I refer to this question - dask dataframe read parquet schema difference
But the metadata returned by Dask does not indicate any differences between the different dataframes. Here is my code, which parses the exception details to find mismatched dtypes. It finds none. There are up to 100 dataframes with 717 columns (each is ~100MB in size).
try:
df = dd.read_parquet(data_filenames, columns=list(cols_to_retrieve), engine='pyarrow')
except Exception as ex:
# Process the ex message to find the diff, this will break if dask change their error message
msgs = str(ex).split('\nvs\n')
cols1 = msgs[0].split('metadata')[0]
cols1 = cols1.split('was different. \n')[1]
cols2 = msgs[1].split('metadata')[0]
df1_err = pd.DataFrame([sub.split(":") for sub in cols1.splitlines()])
df1_err = df1_err.dropna()
df2_err = pd.DataFrame([sub.split(":") for sub in cols2.splitlines()])
df2_err = df2_err.dropna()
df_err = pd.concat([df1_err, df2_err]).drop_duplicates(keep=False)
raise Exception('Mismatch dataframes - ' + str(df_err))
The exception I get back is:
'Mismatch dataframes - Empty DataFrame Columns: [0, 1] Index: []'
This error does not occur with fastparquet, but it is so slow that it is unusable.
I added this to the creation of the dataframes (using pandas to_parquet to save them) in an attempt to unify the dtypes by column
df_float = df.select_dtypes(include=['float16', 'float64'])
df = df.drop(df_float.columns, axis=1)
for col in df_float.columns:
df_float[col] = df_float.loc[:,col].astype('float32')

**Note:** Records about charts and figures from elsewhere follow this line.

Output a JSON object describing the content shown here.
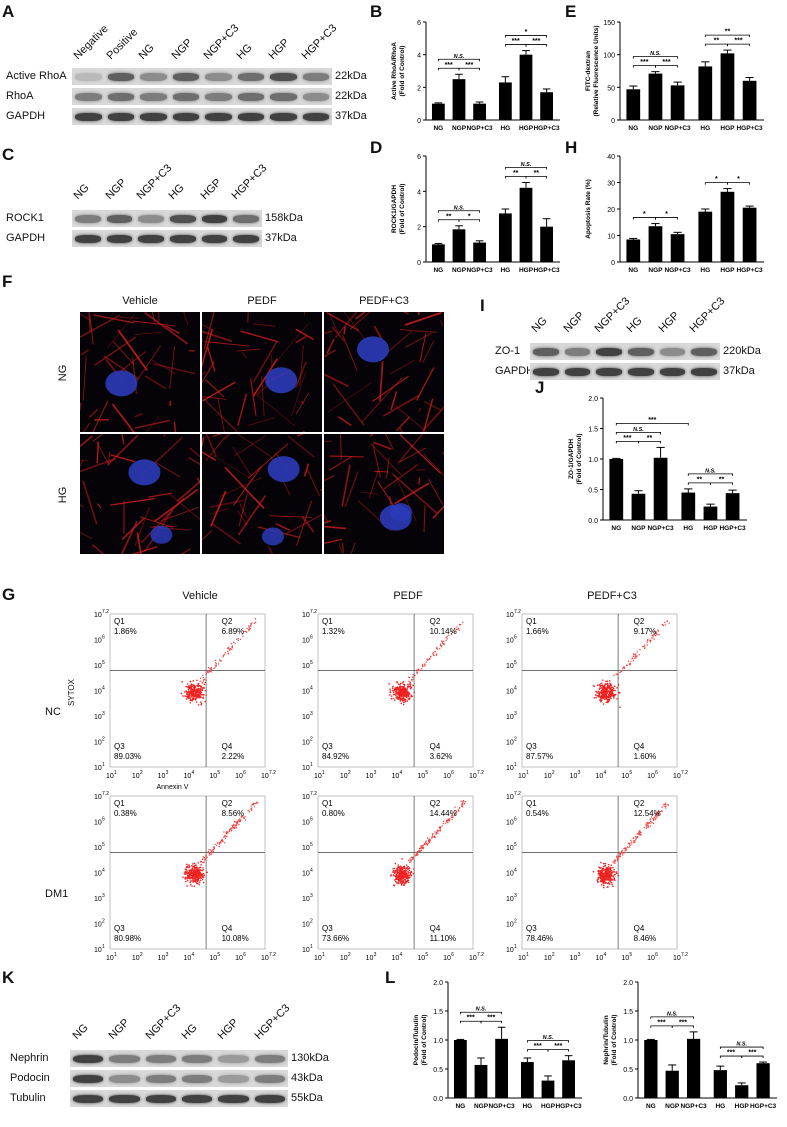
{
  "panels": {
    "A": "A",
    "B": "B",
    "C": "C",
    "D": "D",
    "E": "E",
    "F": "F",
    "G": "G",
    "H": "H",
    "I": "I",
    "J": "J",
    "K": "K",
    "L": "L"
  },
  "blotA": {
    "lanes": [
      "Negative",
      "Positive",
      "NG",
      "NGP",
      "NGP+C3",
      "HG",
      "HGP",
      "HGP+C3"
    ],
    "rows": [
      {
        "name": "Active RhoA",
        "kda": "22kDa"
      },
      {
        "name": "RhoA",
        "kda": "22kDa"
      },
      {
        "name": "GAPDH",
        "kda": "37kDa"
      }
    ]
  },
  "blotC": {
    "lanes": [
      "NG",
      "NGP",
      "NGP+C3",
      "HG",
      "HGP",
      "HGP+C3"
    ],
    "rows": [
      {
        "name": "ROCK1",
        "kda": "158kDa"
      },
      {
        "name": "GAPDH",
        "kda": "37kDa"
      }
    ]
  },
  "blotI": {
    "lanes": [
      "NG",
      "NGP",
      "NGP+C3",
      "HG",
      "HGP",
      "HGP+C3"
    ],
    "rows": [
      {
        "name": "ZO-1",
        "kda": "220kDa"
      },
      {
        "name": "GAPDH",
        "kda": "37kDa"
      }
    ]
  },
  "blotK": {
    "lanes": [
      "NG",
      "NGP",
      "NGP+C3",
      "HG",
      "HGP",
      "HGP+C3"
    ],
    "rows": [
      {
        "name": "Nephrin",
        "kda": "130kDa"
      },
      {
        "name": "Podocin",
        "kda": "43kDa"
      },
      {
        "name": "Tubulin",
        "kda": "55kDa"
      }
    ]
  },
  "chart_data": [
    {
      "id": "B",
      "type": "bar",
      "categories": [
        "NG",
        "NGP",
        "NGP+C3",
        "HG",
        "HGP",
        "HGP+C3"
      ],
      "values": [
        1.0,
        2.5,
        1.0,
        2.3,
        4.0,
        1.7
      ],
      "errors": [
        0.05,
        0.3,
        0.1,
        0.35,
        0.25,
        0.2
      ],
      "ylabel": "Active RhoA/RhoA",
      "ylabel2": "(Fold of Control)",
      "ylim": [
        0,
        6
      ],
      "yticks": [
        "0",
        "2",
        "4",
        "6"
      ],
      "sig": [
        {
          "a": 0,
          "b": 2,
          "label": "N.S.",
          "level": 0
        },
        {
          "a": 0,
          "b": 1,
          "label": "***",
          "level": 1
        },
        {
          "a": 1,
          "b": 2,
          "label": "***",
          "level": 1
        },
        {
          "a": 3,
          "b": 5,
          "label": "*",
          "level": 0
        },
        {
          "a": 3,
          "b": 4,
          "label": "***",
          "level": 1
        },
        {
          "a": 4,
          "b": 5,
          "label": "***",
          "level": 1
        }
      ]
    },
    {
      "id": "E",
      "type": "bar",
      "categories": [
        "NG",
        "NGP",
        "NGP+C3",
        "HG",
        "HGP",
        "HGP+C3"
      ],
      "values": [
        47,
        71,
        53,
        82,
        102,
        60
      ],
      "errors": [
        5,
        3,
        5,
        7,
        5,
        5
      ],
      "ylabel": "FITC-dextran",
      "ylabel2": "(Relative Fluorescence Units)",
      "ylim": [
        0,
        150
      ],
      "yticks": [
        "0",
        "50",
        "100",
        "150"
      ],
      "sig": [
        {
          "a": 0,
          "b": 2,
          "label": "N.S.",
          "level": 0
        },
        {
          "a": 0,
          "b": 1,
          "label": "***",
          "level": 1
        },
        {
          "a": 1,
          "b": 2,
          "label": "***",
          "level": 1
        },
        {
          "a": 3,
          "b": 5,
          "label": "**",
          "level": 0
        },
        {
          "a": 3,
          "b": 4,
          "label": "**",
          "level": 1
        },
        {
          "a": 4,
          "b": 5,
          "label": "***",
          "level": 1
        }
      ]
    },
    {
      "id": "D",
      "type": "bar",
      "categories": [
        "NG",
        "NGP",
        "NGP+C3",
        "HG",
        "HGP",
        "HGP+C3"
      ],
      "values": [
        1.0,
        1.85,
        1.1,
        2.75,
        4.2,
        2.0
      ],
      "errors": [
        0.05,
        0.2,
        0.1,
        0.25,
        0.3,
        0.45
      ],
      "ylabel": "ROCK1/GAPDH",
      "ylabel2": "(Fold of Control)",
      "ylim": [
        0,
        6
      ],
      "yticks": [
        "0",
        "2",
        "4",
        "6"
      ],
      "sig": [
        {
          "a": 0,
          "b": 2,
          "label": "N.S.",
          "level": 0
        },
        {
          "a": 0,
          "b": 1,
          "label": "**",
          "level": 1
        },
        {
          "a": 1,
          "b": 2,
          "label": "*",
          "level": 1
        },
        {
          "a": 3,
          "b": 5,
          "label": "N.S.",
          "level": 0
        },
        {
          "a": 3,
          "b": 4,
          "label": "**",
          "level": 1
        },
        {
          "a": 4,
          "b": 5,
          "label": "**",
          "level": 1
        }
      ]
    },
    {
      "id": "H",
      "type": "bar",
      "categories": [
        "NG",
        "NGP",
        "NGP+C3",
        "HG",
        "HGP",
        "HGP+C3"
      ],
      "values": [
        8.5,
        13.5,
        10.5,
        19,
        26.5,
        20.5
      ],
      "errors": [
        0.4,
        1,
        0.7,
        1,
        1.2,
        0.6
      ],
      "ylabel": "Apoptosis Rate (%)",
      "ylabel2": "",
      "ylim": [
        0,
        40
      ],
      "yticks": [
        "0",
        "10",
        "20",
        "30",
        "40"
      ],
      "sig": [
        {
          "a": 0,
          "b": 1,
          "label": "*",
          "level": 0
        },
        {
          "a": 1,
          "b": 2,
          "label": "*",
          "level": 0
        },
        {
          "a": 3,
          "b": 4,
          "label": "*",
          "level": 0
        },
        {
          "a": 4,
          "b": 5,
          "label": "*",
          "level": 0
        }
      ]
    },
    {
      "id": "J",
      "type": "bar",
      "categories": [
        "NG",
        "NGP",
        "NGP+C3",
        "HG",
        "HGP",
        "HGP+C3"
      ],
      "values": [
        1.0,
        0.43,
        1.02,
        0.45,
        0.22,
        0.44
      ],
      "errors": [
        0.01,
        0.05,
        0.17,
        0.06,
        0.04,
        0.05
      ],
      "ylabel": "ZO-1/GAPDH",
      "ylabel2": "(Fold of Control)",
      "ylim": [
        0,
        2.0
      ],
      "yticks": [
        "0.0",
        "0.5",
        "1.0",
        "1.5",
        "2.0"
      ],
      "sig": [
        {
          "a": 0,
          "b": 3,
          "label": "***",
          "level": 0
        },
        {
          "a": 0,
          "b": 2,
          "label": "N.S.",
          "level": 1
        },
        {
          "a": 0,
          "b": 1,
          "label": "***",
          "level": 2
        },
        {
          "a": 1,
          "b": 2,
          "label": "**",
          "level": 2
        },
        {
          "a": 3,
          "b": 5,
          "label": "N.S.",
          "level": 0
        },
        {
          "a": 3,
          "b": 4,
          "label": "**",
          "level": 1
        },
        {
          "a": 4,
          "b": 5,
          "label": "**",
          "level": 1
        }
      ]
    },
    {
      "id": "L1",
      "type": "bar",
      "categories": [
        "NG",
        "NGP",
        "NGP+C3",
        "HG",
        "HGP",
        "HGP+C3"
      ],
      "values": [
        1.0,
        0.57,
        1.02,
        0.62,
        0.3,
        0.65
      ],
      "errors": [
        0.01,
        0.12,
        0.2,
        0.07,
        0.08,
        0.08
      ],
      "ylabel": "Podocin/Tubulin",
      "ylabel2": "(Fold of Control)",
      "ylim": [
        0,
        2.0
      ],
      "yticks": [
        "0.0",
        "0.5",
        "1.0",
        "1.5",
        "2.0"
      ],
      "sig": [
        {
          "a": 0,
          "b": 2,
          "label": "N.S.",
          "level": 0
        },
        {
          "a": 0,
          "b": 1,
          "label": "***",
          "level": 1
        },
        {
          "a": 1,
          "b": 2,
          "label": "***",
          "level": 1
        },
        {
          "a": 3,
          "b": 5,
          "label": "N.S.",
          "level": 0
        },
        {
          "a": 3,
          "b": 4,
          "label": "***",
          "level": 1
        },
        {
          "a": 4,
          "b": 5,
          "label": "***",
          "level": 1
        }
      ]
    },
    {
      "id": "L2",
      "type": "bar",
      "categories": [
        "NG",
        "NGP",
        "NGP+C3",
        "HG",
        "HGP",
        "HGP+C3"
      ],
      "values": [
        1.0,
        0.47,
        1.02,
        0.48,
        0.22,
        0.6
      ],
      "errors": [
        0.01,
        0.1,
        0.12,
        0.07,
        0.04,
        0.02
      ],
      "ylabel": "Nephrin/Tubulin",
      "ylabel2": "(Fold of Control)",
      "ylim": [
        0,
        2.0
      ],
      "yticks": [
        "0.0",
        "0.5",
        "1.0",
        "1.5",
        "2.0"
      ],
      "sig": [
        {
          "a": 0,
          "b": 2,
          "label": "N.S.",
          "level": 0
        },
        {
          "a": 0,
          "b": 1,
          "label": "***",
          "level": 1
        },
        {
          "a": 1,
          "b": 2,
          "label": "***",
          "level": 1
        },
        {
          "a": 3,
          "b": 5,
          "label": "N.S.",
          "level": 0
        },
        {
          "a": 3,
          "b": 4,
          "label": "***",
          "level": 1
        },
        {
          "a": 4,
          "b": 5,
          "label": "***",
          "level": 1
        }
      ]
    }
  ],
  "microscopy": {
    "columns": [
      "Vehicle",
      "PEDF",
      "PEDF+C3"
    ],
    "rows": [
      "NG",
      "HG"
    ]
  },
  "flow": {
    "columns": [
      "Vehicle",
      "PEDF",
      "PEDF+C3"
    ],
    "rows": [
      "NC",
      "DM1"
    ],
    "xlabel": "Annexin V",
    "ylabel": "SYTOX",
    "quadrants": [
      [
        {
          "Q1": "1.86%",
          "Q2": "6.89%",
          "Q3": "89.03%",
          "Q4": "2.22%"
        },
        {
          "Q1": "1.32%",
          "Q2": "10.14%",
          "Q3": "84.92%",
          "Q4": "3.62%"
        },
        {
          "Q1": "1.66%",
          "Q2": "9.17%",
          "Q3": "87.57%",
          "Q4": "1.60%"
        }
      ],
      [
        {
          "Q1": "0.38%",
          "Q2": "8.56%",
          "Q3": "80.98%",
          "Q4": "10.08%"
        },
        {
          "Q1": "0.80%",
          "Q2": "14.44%",
          "Q3": "73.66%",
          "Q4": "11.10%"
        },
        {
          "Q1": "0.54%",
          "Q2": "12.54%",
          "Q3": "78.46%",
          "Q4": "8.46%"
        }
      ]
    ],
    "qnames": [
      "Q1",
      "Q2",
      "Q3",
      "Q4"
    ],
    "xticks": [
      "10",
      "10",
      "10",
      "10",
      "10",
      "10",
      "10"
    ],
    "xexp": [
      "1",
      "2",
      "3",
      "4",
      "5",
      "6",
      "7.2"
    ]
  }
}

df = pd.concat([df, df_float], axis=1)
df_int = df.select_dtypes(include=['int8', 'int16', 'int32'])
try:
for col in df_int.columns:
df_int[col] = df_int.loc[:, col].astype('int64')
df = df.drop(df_int.columns, axis=1)
df = pd.concat([df, df_int], axis=1)
except ValueError as ve:
print('Error with upcasting - ' + str(ve))
This appears to work according to my above exception. But I cannot find out how the dataframes differ as the exception thrown by dask read_parquet does not tell me? Ideas on how to determine what it finds as different?